Jalan keluarnya,  aku mencari dokter yang tidak memiliki pasien dengan daftar tunggu banyak.
Pemikiranku,  dokter ini akan lebih konsentrasi dan tidak terganggu dengan kelahiran anak lain.
Aku menceritakan pengalaman mengerikan itu kepada si dokter,  dengan harapan dia memahami dan tidak lagi terulang peristiwa yang sama.  Dokter menenangkan. Dia berjanji akan memberikan pengalaman yang baik saat melahirkan.

Pada anak kedua ini,  ternyata aku tidak bisa lagi merasakan kontraksi walaupun sudah lewat waktu melahirkan.
Dokter tidak lagi memberikan obat perangsang kontraksi, tetapi memutuskan tanggal berapa untuk melakukan caesar.
Masih di rumah sakit yang sama.
Saat memasuki OKA aku merasakan kegelisahan yang luar biasa.  Rasanya aku mau turun dari tempat tidur  dan lari keluar. Dokter anestesinya baik.  Mencoba menenangkan.  Aku lupa apakah aku diepidural juga saat itu.  Tetapi pada saat akan dilakukan pembedahan, dokter memintaku berhitung, hingga akhirnya aku terlelap.  Kali ini aku bisa sadarkan diri dengan mulus.  Tidak lagi tertarik pada tunnel atau wajah2 seperti dulu.

Dengan pembiusan total,   aku tidak melihat dua anakku saat mereka baru saja dikeluarkan dari perut.

Sekarang dua anak itu sudah bertumbuh menjadi remaja.  Namun rasa trauma akan pembiusan dan bedah masih saja sulit kuhilangkan.
Aku bisa merasa sangat lemas, ketika dokter gigi mengatakan akan melakukan pembiusan lokal
Demikian juga ada kepanikan saat akan dilakukan pembiusan untuk melakukan colonoscospy.
aku berontak terus hingga berteriak-teriak walaupun sudah dibius total.  Dokter akhirnya menghentikan proses itu, karena bibirku sudah membiru.
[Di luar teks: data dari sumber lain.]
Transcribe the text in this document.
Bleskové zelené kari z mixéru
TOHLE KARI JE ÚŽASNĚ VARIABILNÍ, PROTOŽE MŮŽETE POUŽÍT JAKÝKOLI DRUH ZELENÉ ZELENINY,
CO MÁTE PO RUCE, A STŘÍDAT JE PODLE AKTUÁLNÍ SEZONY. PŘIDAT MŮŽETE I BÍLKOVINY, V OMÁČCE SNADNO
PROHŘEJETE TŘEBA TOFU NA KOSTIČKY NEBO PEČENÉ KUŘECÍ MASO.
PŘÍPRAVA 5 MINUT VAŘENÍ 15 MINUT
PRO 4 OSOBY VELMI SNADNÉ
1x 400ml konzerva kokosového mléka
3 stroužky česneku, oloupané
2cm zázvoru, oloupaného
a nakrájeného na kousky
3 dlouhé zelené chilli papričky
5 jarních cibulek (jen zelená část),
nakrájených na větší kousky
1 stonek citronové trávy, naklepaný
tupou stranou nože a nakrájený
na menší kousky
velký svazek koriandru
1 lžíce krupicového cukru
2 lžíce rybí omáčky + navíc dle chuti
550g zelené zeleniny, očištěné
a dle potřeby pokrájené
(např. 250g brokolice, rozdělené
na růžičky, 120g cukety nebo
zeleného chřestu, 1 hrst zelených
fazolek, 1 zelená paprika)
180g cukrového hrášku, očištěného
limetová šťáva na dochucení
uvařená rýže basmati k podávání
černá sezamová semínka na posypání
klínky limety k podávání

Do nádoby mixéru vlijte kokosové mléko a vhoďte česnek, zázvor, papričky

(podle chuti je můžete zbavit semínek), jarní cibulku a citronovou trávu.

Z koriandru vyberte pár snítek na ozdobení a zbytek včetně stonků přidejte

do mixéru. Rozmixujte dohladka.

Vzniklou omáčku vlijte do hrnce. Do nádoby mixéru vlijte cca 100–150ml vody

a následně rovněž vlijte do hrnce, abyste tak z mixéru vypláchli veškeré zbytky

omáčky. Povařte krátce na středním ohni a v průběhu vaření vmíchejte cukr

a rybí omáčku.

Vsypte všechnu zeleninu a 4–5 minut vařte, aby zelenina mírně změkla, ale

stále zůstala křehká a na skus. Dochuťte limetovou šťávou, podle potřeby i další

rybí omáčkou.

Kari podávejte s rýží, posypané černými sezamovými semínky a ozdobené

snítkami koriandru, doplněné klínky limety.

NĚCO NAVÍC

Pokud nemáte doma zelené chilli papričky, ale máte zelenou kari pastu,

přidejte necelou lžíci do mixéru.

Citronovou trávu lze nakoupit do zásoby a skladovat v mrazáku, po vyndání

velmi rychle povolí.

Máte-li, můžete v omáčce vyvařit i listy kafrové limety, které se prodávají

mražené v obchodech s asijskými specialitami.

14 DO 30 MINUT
Trauma ini memang berkepanjangan.  Aku mencoba untuk dapat mengatasinya. Terakhir aku menjalani bedah mulut dengan bius lokal.   Aku sempat merasa stres dan diare saat dipanggil masuk ke ruang dokter.  Tetapi aku dapat melaluinya dengan baik.

Sharing cerita ini bukan untuk menghakimi dokter kandungan dan anestesi yang sudah membantu kelahiran anak pertamaku.  Tetapi ingin mengingatkan pula kepada para dokter,  bahwa peristiwa seperti ini dapat terjadi. Bagi mereka mungkin cerita tentang si pasien A selesai, saat tugas itu selesai.  Namun bagi si pasien ternyata membawa trauma berkepanjangan.  Rutinitas pekerjaan seringkali membuat kita mengampangkan pekerjaan itu sendiri.  Padahal bagi si pasien, ini adalah pengalaman pertama yang menuntut ketelatenan dan perhatian yang maksimal.

Terkait peristiwa dr Ayu,  semoga para dokter lebih berhati-hati.  Demikian juga dengan pihak rumah sakit.  Karena pekerjaan dan bisnis mereka berujung pada nyawa seseorang.